Though the newly-approved National Strategic Reference Framework is a key document, it will not be the only resource that Slovakia can use to draw funds, Kárpáty said.

Resources might flow to Slovakia through programmes for cross-border cooperation, inter-national cooperation and inter-regional cooperation, according to Kárpáty, while regional development can be also fed through the Common Agricultural Policy. Slovakia will also receive a smaller package through the Common Fishery Policies programme, he added.

So far, the European Commission has approved the strategic reference frameworks of 22 EU member states. Four of Slovakia's neighbours - Austria, Hungary, Poland and the Czech Republic - have already had their documents approved.

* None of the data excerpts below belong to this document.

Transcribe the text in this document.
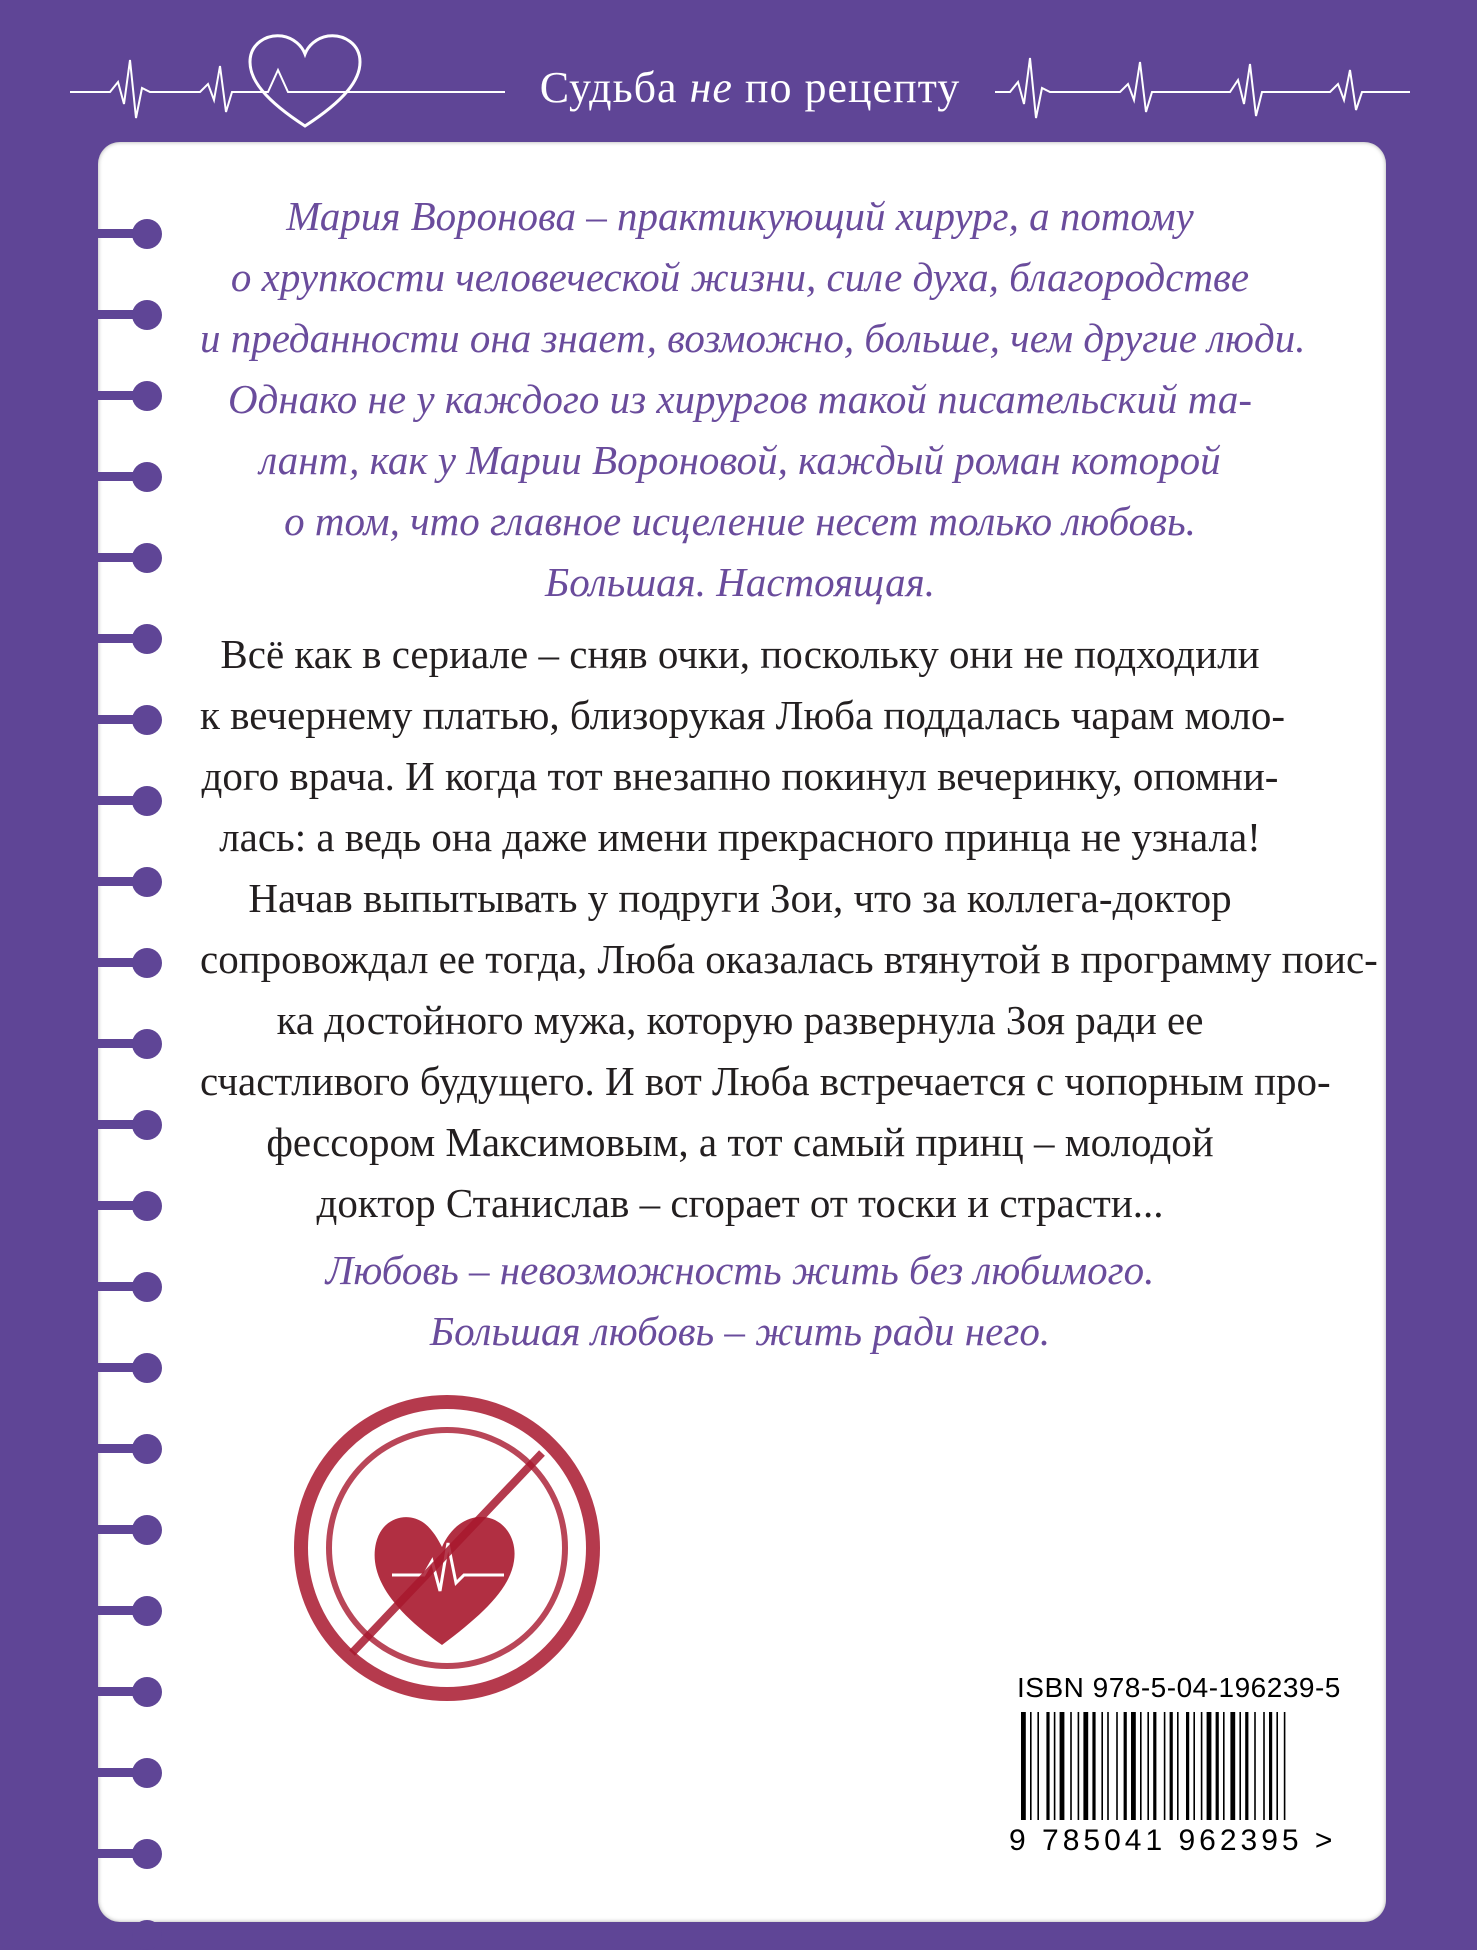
Судьба не по рецепту
Мария Воронова – практикующий хирург, а потому
о хрупкости человеческой жизни, силе духа, благородстве
и преданности она знает, возможно, больше, чем другие люди.
Однако не у каждого из хирургов такой писательский та-
лант, как у Марии Вороновой, каждый роман которой
о том, что главное исцеление несет только любовь.
Большая. Настоящая.
Всё как в сериале – сняв очки, поскольку они не подходили
к вечернему платью, близорукая Люба поддалась чарам моло-
дого врача. И когда тот внезапно покинул вечеринку, опомни-
лась: а ведь она даже имени прекрасного принца не узнала!
Начав выпытывать у подруги Зои, что за коллега-доктор
сопровождал ее тогда, Люба оказалась втянутой в программу поис-
ка достойного мужа, которую развернула Зоя ради ее
счастливого будущего. И вот Люба встречается с чопорным про-
фессором Максимовым, а тот самый принц – молодой
доктор Станислав – сгорает от тоски и страсти...
Любовь – невозможность жить без любимого.
Большая любовь – жить ради него.
ISBN 978-5-04-196239-5
9 785041 962395 >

"However, the most important thing for the countries is to have the negotiations about the operational programmes approved, which is where only Austria and Hungary have made notable progress so far," Kárpáty told The Slovak Spectator.

Both the ministry and the analyst agree that Slovakia's delay is not critical because the funds can be used three years after the budgetary year for which they were originally intended. That means Slovakia will be able to draw the funds intended for 2007 until 2010.

But business has been complaining that the process of evaluating the projects and making the funds available has been slow and rather complicated.

"The minister wants to simplify and thus speed up the process compared to the previous programme period," Bátovský said. "There will be a number of new regulations, such as a wider use of information technology in the process, setting a deadline for processing the applications, and so on."

Kárpáty said that the ministry plans to introduce more sophisticated IT systems into the process, unify the application forms and shorten the time of assessing the process to 70 days.

"The union is proposing even shorter terms," he said.